Saking kuatnya cengkeraman internet hingga
secara cepat mampu mengubah cara pandang, menjungkirbalikan logika, bahkan
melemahkan daya nalar. Revolusi kini tidak lagi melalui senjata atau tank,
melainkan bisa melalui medsos. Seperti dikatakan Taufan Hariyadi (dalam
Republika edisi Rabu, 18 April 2018) bahwa kalau ada senjata pemusnah massal di
era industri 4.0 seperti sekarang, media sosial bisa jadi salah satunya.
Dalam dunia akademik, teknologi informasi
seperti dua sisi mata uang yang tidak dapat dipisahkan antara fungsinya sebagai
tools yang memudahkan interaksi mahasiswa dalam mengeksplorasi berbagai
ilmu pengetahuan sekaligus menjadikan peluang berbuat curang dan culas serta
memanjakan dan melemahkan daya nalar.
Sebagai tools, teknologi informasi
bermanfaat : 1) Memecahkan masalah kompleks seperti memproses informasi dalam
skala besar, menemukan pola dan memberikan jawaban, 2) Meningkatkan efisiensi,
yakni dapat bekerja tanpa kesalahan,
mengurangi kuantitas SDM, dan menyederhanakan tugas-tugas, 3) Membuat
Keputusan lebih pintar, seperti menganalisis data, melihat trend, dan
menyarankan tindakan yang dapat di ambil di masa mendatang, dan Otomatisasi,
yakni melakukan pekerjaan lebih cepat, lebih hemat, dan mampu melakukan
pekerjaan yang rumit dilakukan oleh manusia.

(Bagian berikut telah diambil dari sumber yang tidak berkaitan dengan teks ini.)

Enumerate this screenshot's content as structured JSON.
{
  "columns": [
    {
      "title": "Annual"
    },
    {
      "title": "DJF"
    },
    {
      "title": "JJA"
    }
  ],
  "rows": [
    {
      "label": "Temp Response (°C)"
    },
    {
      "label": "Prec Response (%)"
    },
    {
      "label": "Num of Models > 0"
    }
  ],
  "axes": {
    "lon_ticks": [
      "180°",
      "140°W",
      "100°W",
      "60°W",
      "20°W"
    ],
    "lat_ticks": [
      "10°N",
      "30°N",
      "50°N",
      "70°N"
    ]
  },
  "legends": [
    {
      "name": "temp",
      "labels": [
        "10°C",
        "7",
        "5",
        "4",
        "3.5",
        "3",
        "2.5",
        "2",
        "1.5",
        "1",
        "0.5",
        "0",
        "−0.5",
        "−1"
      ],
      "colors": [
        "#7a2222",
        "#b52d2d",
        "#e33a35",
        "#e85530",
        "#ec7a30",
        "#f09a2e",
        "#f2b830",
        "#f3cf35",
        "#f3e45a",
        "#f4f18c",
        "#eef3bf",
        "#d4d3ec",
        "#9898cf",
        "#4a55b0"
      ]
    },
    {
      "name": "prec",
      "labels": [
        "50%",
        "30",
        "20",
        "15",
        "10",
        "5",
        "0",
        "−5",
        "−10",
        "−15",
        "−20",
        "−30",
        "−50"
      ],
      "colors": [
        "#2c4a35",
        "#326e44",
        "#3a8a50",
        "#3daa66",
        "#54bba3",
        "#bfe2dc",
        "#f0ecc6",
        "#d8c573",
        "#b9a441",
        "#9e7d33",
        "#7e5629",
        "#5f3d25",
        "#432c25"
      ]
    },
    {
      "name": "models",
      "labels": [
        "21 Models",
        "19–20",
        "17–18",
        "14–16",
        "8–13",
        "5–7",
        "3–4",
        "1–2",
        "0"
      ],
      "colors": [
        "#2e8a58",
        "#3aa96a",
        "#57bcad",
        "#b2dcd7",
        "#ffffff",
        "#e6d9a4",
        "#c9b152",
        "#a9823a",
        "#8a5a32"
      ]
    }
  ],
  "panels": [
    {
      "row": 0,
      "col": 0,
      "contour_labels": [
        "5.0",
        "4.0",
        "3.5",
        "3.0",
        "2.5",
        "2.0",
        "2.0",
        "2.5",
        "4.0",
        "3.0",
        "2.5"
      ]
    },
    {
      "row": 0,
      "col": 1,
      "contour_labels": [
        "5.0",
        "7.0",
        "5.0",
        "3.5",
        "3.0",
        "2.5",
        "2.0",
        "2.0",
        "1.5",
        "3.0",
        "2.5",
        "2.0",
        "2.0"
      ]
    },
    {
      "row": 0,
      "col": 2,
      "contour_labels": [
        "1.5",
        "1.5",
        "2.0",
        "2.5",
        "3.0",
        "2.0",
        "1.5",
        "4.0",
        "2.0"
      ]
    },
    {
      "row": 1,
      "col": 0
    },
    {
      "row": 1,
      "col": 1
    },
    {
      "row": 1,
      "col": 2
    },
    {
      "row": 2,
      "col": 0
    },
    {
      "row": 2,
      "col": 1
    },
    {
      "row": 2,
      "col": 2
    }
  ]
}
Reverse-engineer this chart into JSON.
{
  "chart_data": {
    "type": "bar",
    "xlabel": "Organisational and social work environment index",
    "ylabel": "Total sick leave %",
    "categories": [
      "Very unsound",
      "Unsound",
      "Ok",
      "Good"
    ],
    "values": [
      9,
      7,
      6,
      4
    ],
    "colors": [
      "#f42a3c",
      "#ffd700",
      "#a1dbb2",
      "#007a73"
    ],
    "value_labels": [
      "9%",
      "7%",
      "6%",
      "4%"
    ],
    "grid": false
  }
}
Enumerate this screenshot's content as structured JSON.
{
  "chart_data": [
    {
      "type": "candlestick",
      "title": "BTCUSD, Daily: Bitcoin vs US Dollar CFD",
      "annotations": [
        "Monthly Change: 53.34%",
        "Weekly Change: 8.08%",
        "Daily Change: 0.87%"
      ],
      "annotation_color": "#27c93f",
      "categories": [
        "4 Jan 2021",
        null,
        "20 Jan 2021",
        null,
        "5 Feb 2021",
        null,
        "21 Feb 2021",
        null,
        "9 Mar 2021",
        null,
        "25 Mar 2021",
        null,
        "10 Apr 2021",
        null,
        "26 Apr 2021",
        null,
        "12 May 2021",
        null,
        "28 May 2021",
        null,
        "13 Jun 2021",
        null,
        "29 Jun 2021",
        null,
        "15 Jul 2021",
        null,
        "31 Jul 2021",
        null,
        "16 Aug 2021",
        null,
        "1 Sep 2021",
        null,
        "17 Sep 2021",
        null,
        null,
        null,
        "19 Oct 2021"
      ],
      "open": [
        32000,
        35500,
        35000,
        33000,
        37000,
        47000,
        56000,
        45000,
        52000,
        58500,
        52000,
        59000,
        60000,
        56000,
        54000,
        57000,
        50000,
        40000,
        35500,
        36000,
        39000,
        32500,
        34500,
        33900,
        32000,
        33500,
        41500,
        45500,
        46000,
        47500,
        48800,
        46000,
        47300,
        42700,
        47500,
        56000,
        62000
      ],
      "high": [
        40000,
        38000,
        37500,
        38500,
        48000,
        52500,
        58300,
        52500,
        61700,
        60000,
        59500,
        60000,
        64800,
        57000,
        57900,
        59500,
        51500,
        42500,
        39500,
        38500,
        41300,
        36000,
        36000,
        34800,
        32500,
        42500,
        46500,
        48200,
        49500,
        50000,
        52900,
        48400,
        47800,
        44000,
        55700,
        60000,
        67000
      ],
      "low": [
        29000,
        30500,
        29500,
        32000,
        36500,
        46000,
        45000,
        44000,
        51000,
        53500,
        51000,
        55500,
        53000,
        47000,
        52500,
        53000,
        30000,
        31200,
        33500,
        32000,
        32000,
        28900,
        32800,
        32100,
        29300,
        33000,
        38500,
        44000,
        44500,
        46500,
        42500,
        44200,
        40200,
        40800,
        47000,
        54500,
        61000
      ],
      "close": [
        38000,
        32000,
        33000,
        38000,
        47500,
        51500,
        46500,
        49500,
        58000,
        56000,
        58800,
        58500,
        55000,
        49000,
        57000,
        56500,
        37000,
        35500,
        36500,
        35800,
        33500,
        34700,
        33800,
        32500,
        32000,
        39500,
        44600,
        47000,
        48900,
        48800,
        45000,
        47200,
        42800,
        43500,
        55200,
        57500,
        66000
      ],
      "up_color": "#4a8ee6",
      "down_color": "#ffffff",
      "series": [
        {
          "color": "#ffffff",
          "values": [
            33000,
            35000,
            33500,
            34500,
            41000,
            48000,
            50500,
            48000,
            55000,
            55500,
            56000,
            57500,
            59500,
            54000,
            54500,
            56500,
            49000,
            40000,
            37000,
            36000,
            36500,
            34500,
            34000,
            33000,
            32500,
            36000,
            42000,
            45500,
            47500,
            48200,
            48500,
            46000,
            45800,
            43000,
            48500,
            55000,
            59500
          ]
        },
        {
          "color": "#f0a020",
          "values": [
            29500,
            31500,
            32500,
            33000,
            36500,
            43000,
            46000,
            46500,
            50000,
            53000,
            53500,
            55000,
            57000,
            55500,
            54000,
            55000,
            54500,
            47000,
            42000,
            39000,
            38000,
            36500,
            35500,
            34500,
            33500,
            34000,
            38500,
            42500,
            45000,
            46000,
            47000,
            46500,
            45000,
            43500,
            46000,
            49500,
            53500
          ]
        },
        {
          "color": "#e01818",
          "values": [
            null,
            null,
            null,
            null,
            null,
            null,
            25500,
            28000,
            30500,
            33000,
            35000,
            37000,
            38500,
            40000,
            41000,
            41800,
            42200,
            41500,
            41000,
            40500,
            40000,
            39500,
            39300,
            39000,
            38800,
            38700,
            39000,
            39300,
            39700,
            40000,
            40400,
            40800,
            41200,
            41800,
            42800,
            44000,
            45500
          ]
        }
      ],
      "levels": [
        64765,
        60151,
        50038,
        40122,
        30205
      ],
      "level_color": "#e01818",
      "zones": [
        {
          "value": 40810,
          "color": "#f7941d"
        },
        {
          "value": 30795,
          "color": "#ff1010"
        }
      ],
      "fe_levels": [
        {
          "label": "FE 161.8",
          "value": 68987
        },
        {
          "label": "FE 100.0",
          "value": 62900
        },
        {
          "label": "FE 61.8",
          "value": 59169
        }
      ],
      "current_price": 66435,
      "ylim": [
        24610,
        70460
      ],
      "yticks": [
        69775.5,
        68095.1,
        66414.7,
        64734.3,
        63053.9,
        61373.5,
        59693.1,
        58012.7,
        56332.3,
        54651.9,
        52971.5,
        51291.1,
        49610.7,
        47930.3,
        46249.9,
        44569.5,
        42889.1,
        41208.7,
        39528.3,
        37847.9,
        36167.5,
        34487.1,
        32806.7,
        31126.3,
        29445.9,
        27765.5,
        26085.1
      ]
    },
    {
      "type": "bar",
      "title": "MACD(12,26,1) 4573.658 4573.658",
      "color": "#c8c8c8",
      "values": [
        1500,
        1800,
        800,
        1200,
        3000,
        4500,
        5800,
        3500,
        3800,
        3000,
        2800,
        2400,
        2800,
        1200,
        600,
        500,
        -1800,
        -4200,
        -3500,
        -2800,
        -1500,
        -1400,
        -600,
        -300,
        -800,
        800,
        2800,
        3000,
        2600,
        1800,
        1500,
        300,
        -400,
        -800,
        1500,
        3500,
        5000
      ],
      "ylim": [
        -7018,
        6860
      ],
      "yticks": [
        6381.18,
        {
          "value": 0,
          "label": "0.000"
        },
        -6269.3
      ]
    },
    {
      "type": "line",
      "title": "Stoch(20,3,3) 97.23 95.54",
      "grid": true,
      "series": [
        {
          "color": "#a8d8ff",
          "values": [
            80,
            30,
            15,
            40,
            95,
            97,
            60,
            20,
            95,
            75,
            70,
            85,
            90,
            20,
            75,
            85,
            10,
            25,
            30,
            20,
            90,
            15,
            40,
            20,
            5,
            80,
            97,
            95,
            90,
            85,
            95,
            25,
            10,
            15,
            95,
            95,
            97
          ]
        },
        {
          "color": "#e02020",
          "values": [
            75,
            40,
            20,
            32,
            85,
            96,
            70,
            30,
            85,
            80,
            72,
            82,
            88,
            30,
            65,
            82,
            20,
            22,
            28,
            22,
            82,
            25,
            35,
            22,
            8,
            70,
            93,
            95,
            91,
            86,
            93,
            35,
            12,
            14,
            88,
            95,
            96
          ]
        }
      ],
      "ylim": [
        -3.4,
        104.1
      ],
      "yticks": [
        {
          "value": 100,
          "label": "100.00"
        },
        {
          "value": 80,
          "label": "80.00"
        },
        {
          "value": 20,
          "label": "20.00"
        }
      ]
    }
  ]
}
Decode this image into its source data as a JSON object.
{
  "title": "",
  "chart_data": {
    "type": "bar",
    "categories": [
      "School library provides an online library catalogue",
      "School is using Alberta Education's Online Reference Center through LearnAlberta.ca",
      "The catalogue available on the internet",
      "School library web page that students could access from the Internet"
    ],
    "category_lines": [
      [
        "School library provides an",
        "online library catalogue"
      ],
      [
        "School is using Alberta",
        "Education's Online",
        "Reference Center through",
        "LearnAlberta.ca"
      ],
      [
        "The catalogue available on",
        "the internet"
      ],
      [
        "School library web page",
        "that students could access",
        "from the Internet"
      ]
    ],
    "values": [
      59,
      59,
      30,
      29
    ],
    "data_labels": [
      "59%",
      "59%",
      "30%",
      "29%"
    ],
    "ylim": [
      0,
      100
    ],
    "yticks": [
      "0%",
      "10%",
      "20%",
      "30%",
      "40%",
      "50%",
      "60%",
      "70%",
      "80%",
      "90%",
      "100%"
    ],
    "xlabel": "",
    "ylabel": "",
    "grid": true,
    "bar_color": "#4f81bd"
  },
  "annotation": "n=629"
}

Namun sisi negatifnya adalah memanjakan
kita dan para gen-Z seperti meningkatnya plagiarism. Hasil penelitian
Kemenristekdikti tahun 2019, terdapat 58,1 % mahasiswa pernah melakukan
plagiarism. Perilaku copy past makin meningkat, dan daya nalar makin
menurun karena dimanjakan oleh luasnya ketersediaan sumber informasi yang mudah
didapatkan.
Menurut Turkle, bahwa di tengah teknologi
yang semakin maju, sesungguhnya manusia itu rapuh dan rentan dan yang paling
parah lagi adalah merasa sendirian. Medsos sesunguhnya memberikan pilihan
kepada umat manusia untuk lebih baik atau sebaliknya. Anak-anak bisa semakin
berprestasi atau malah semakin jatuh akibat pencetan tombol yang salah sehingga
muncul algoritma informasi yang menyesatkan.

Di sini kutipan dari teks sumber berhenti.